Commissioners Dennis Brennan, Debbie Hines and Brewster voted against the motion, leaving Carey to cast the vote to break the tie. Carey voted against the motion.
Carey pointed out that the commission is a body that makes recommendations to Loudon City Council, which will take up zoning use request. "I hope you will work to get something down there," Carey said.
Thompson said the commission lost an opportunity.
"You folks could do something to benefit the community," Thompson said. "Anything is better than weeds. I hoped I would walk away with a consensus of the majority of people thinking it was a good idea."
Hines said she liked Thompson's idea for a bait shop, but felt commercial did not fit well in the residential area.
Brewster agreed. "I voted no, but I appreciate that you are trying to do something positive," he said.
Thompson said the lot had been a "lot of record" at the courthouse before he became owner. "What you folks are trying to do, you are changing it from what it was. We are not the north. We are not Tellico Village. This is home," he said.
Thompson purchased the lot in 1999. The deed describes it as "half of the Hensly Drug Store lot," referring to a business located there in the late 1800s.
Thompson said early in the meeting that he felt the city had not done enough to support activity at the riverfront.
"It amazes me how little the city has done to benefit from its natural resources," Thompson said. He said the dock has not been changed in his lifetime and vehicles with boat trailers park on the street.

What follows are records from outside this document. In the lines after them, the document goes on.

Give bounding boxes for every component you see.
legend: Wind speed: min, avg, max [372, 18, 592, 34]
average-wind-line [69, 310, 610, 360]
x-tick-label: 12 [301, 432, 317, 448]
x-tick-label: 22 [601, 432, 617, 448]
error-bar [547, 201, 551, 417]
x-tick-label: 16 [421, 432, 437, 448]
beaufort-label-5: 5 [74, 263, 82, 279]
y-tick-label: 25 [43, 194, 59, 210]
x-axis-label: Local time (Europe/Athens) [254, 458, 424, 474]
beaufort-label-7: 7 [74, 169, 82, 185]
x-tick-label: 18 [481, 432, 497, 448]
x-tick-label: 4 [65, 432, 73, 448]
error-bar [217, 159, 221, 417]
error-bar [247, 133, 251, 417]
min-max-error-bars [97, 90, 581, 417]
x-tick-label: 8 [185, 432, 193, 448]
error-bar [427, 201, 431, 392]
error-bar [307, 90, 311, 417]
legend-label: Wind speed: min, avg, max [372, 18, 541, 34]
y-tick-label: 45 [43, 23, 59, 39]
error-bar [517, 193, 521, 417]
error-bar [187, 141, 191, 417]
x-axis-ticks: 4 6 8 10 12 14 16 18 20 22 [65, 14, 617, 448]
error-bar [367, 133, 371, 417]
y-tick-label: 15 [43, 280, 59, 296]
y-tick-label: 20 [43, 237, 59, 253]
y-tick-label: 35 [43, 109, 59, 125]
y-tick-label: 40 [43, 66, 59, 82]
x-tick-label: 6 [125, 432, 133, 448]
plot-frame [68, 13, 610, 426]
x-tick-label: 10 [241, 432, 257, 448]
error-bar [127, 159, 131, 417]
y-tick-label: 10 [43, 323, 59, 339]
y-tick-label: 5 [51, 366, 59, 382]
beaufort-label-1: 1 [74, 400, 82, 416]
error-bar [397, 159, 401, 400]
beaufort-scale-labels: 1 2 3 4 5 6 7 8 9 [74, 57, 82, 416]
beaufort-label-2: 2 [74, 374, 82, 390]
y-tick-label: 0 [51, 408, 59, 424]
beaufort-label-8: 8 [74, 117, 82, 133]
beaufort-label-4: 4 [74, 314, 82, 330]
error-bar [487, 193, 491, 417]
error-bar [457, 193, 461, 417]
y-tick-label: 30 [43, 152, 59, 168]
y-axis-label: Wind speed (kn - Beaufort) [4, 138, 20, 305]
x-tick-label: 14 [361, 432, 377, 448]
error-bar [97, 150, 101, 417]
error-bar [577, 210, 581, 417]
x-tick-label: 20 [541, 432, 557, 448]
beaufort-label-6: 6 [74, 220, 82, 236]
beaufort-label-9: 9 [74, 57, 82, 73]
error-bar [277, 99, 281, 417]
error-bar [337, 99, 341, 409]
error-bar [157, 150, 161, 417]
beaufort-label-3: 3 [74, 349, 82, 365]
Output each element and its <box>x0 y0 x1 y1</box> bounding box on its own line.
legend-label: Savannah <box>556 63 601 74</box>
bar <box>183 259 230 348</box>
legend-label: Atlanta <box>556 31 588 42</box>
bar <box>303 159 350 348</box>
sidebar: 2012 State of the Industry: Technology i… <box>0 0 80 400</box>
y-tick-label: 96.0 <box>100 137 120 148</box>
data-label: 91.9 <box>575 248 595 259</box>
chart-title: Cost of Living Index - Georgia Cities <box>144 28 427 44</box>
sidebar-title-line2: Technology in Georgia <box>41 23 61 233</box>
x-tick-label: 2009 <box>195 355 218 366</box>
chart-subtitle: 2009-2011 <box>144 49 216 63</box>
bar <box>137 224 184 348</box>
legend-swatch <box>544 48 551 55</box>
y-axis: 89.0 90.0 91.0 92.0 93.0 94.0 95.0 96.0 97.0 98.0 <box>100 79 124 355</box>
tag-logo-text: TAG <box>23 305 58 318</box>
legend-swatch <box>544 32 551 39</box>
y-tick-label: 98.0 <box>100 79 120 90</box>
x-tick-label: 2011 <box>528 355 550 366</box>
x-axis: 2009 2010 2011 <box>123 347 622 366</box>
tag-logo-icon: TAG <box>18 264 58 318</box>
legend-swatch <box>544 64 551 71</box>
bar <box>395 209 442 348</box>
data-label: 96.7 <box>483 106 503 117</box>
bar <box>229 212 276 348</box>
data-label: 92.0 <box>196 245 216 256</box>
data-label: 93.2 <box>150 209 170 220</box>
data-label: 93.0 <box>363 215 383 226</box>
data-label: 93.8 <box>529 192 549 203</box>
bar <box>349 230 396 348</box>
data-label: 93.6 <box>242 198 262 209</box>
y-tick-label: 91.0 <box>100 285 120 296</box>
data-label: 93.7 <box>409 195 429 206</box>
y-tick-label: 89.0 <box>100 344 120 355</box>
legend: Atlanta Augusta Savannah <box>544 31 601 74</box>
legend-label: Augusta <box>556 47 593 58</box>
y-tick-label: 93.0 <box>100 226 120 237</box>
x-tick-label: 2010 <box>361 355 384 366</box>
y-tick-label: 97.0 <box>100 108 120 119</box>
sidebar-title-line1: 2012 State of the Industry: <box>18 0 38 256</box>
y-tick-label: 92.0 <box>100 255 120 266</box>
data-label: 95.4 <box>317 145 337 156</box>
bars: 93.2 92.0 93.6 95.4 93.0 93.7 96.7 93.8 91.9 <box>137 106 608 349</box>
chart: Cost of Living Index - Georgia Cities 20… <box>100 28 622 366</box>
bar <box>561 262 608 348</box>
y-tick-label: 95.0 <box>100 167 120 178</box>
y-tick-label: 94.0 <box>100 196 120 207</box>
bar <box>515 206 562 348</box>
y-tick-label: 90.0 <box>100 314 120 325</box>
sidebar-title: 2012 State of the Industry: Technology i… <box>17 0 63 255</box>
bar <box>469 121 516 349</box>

"I've always been proud of Loudon. It was clean and well-kept, the kind of neighborhood people like to live in and we need to grow but keep it the same," he said. "We used to have little neighborhood shops."
Thompson said he will appeal to Loudon City Council, which will have a workshop 6:30 p.m. Monday followed by the 7:30 p.m. regular meeting.
In other action, the commission voted to approve acceptance as city streets Llewellyn Lane, Kline Drive, Evelyn Drive and Olivia Circle in the Sweetwater Creek development.
Public Works director Bill Fagg said he felt there might be a problem with accepting Sweetwater Creek Boulevard at this time.